3. Put the flour and salt into a large bowl with one (1) tablespoon of oregano and one and a half (1.5) teaspoons of dried basil. Pour the butter and yeast mixtures over top.
4. Stir the mixture till it forms a sticky dough and knead for just about a minute. This dough needs to be sticky and not hold its shape too well .. much wetter than a regular chapati dough. It is however, not so wet that it will flow in your bowl like a batter. A djust by adding extra spoonfuls of flour/water to get the right consistency. Cover the bowl with a damp cloth or cling film and put it in a warm spot to rise for about an hour and a half.
5. Dice the bacon into chunks, put into a skillet and fry till cooked through/well browned. You do not need to add oil here since the bacon will render plenty of fat. Strain the bacon fat into one shallow bowl and reserve the pieces in another shallow bowl.
6. Add the remaining melted butter to the bacon fat.
7. Add chopped olives, sundried tomatoes, parsley and peppers to the bacon pieces and toss to combine.
8. In a third bowl/half plate, combine cheese, chili powder/paprika, garlic, remaining one (1) tablespoon of oregano and one (1) teaspoon of basil. Stir together.
9. When the dough has doubled in size it is ready to use. Turn the dough out onto a lightly floured work surface and divide into 30 to 36 pieces. Make sure that you match the number of pieces of dough to the number of pieces of cheese.
10. Pat each piece of dough into a flattish round shape the way you would in order to fill a parantha. Tuck one piece of cheese into the center of each one and pinch the dough around it to make a seal. Roll the ball between your palms a few times to make your stuffed dough into a round little ball. Shape all other pieces of dough and cheese similarly.
11. Sprinkle one quarter (1/4) of the bacon and olive mixture into the bottom of a large, ungreased bundt pan. Take a dough ball, roll it in the butter to get it well coated, next roll in the spiced cheese mixture. Put the coated ball over the olive mixture and repeat with other such balls (leaving a gap of about t 1/4″ between them) till teh bottom of the mould is just covered.
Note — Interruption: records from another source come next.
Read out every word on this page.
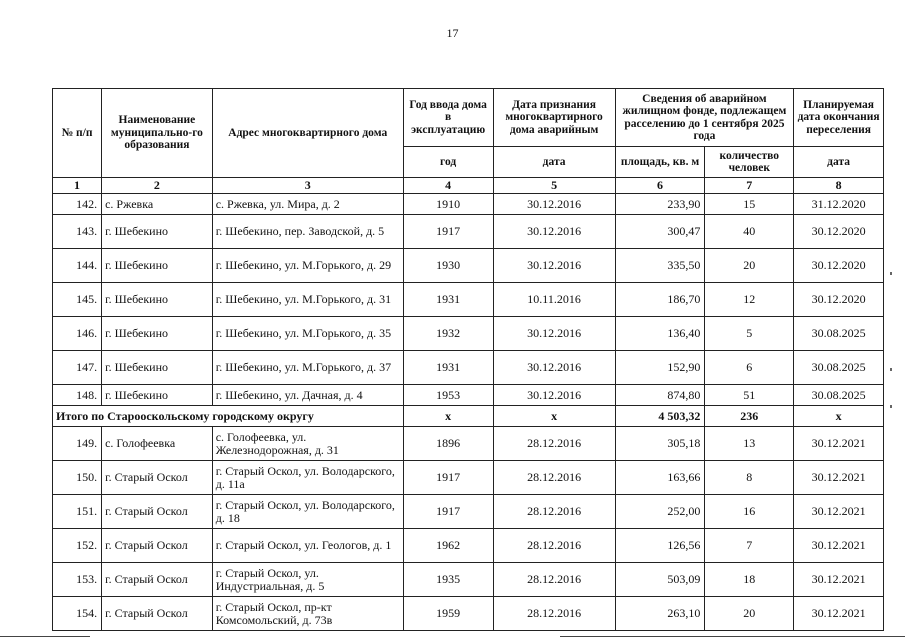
17
№ п/п	Наименование муниципально-го образования	Адрес многоквартирного дома	Год ввода дома в эксплуатацию	Дата признания многоквартирного дома аварийным	Сведения об аварийном жилищном фонде, подлежащем расселению до 1 сентября 2025 года		Планируемая дата окончания переселения
			год	дата	площадь, кв. м	количество человек	дата
1	2	3	4	5	6	7	8
142.	с. Ржевка	с. Ржевка, ул. Мира, д. 2	1910	30.12.2016	233,90	15	31.12.2020
143.	г. Шебекино	г. Шебекино, пер. Заводской, д. 5	1917	30.12.2016	300,47	40	30.12.2020
144.	г. Шебекино	г. Шебекино, ул. М.Горького, д. 29	1930	30.12.2016	335,50	20	30.12.2020
145.	г. Шебекино	г. Шебекино, ул. М.Горького, д. 31	1931	10.11.2016	186,70	12	30.12.2020
146.	г. Шебекино	г. Шебекино, ул. М.Горького, д. 35	1932	30.12.2016	136,40	5	30.08.2025
147.	г. Шебекино	г. Шебекино, ул. М.Горького, д. 37	1931	30.12.2016	152,90	6	30.08.2025
148.	г. Шебекино	г. Шебекино, ул. Дачная, д. 4	1953	30.12.2016	874,80	51	30.08.2025
Итого по Старооскольскому городскому округу			х	х	4 503,32	236	х
149.	с. Голофеевка	с. Голофеевка, ул. Железнодорожная, д. 31	1896	28.12.2016	305,18	13	30.12.2021
150.	г. Старый Оскол	г. Старый Оскол, ул. Володарского, д. 11а	1917	28.12.2016	163,66	8	30.12.2021
151.	г. Старый Оскол	г. Старый Оскол, ул. Володарского, д. 18	1917	28.12.2016	252,00	16	30.12.2021
152.	г. Старый Оскол	г. Старый Оскол, ул. Геологов, д. 1	1962	28.12.2016	126,56	7	30.12.2021
153.	г. Старый Оскол	г. Старый Оскол, ул. Индустриальная, д. 5	1935	28.12.2016	503,09	18	30.12.2021
154.	г. Старый Оскол	г. Старый Оскол, пр-кт Комсомольский, д. 73в	1959	28.12.2016	263,10	20	30.12.2021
12. Sprinkle half of the remaining bacon and olive mixture over this layer. Make another layer of dough balls and repeat the process till the dough is used up. Your mould should be full at this point and you would have ended up with the following sequence
- bacon/tomato/olives/green onion
- first layer dough balls
- bacon/tomato/olives/green onion
- second layer dough balls
- bacon/tomato/olives/green onion
- third layer dough balls
13. Sprinkle remaining olive and cheese mixtures and drizzle any remaining butter mixture on top.
14. Cover loosely with a damp towel or cling film and let the bread sit till about doubled in size. (about 1 hour)
15. While the bread is rising, preheat your oven to 175 C.
16. Once doubled, bake for approximately 35-40 minutes, or until the top is browned and firm. If the bread is browning too quickly, loosely tent the pan with foil and allow it to continue cooking. Once done, remove from oven and serve immediately.
This bread is fabulous when warm but stays surprisingly soft till the next days. But you may never be able to test out that theory.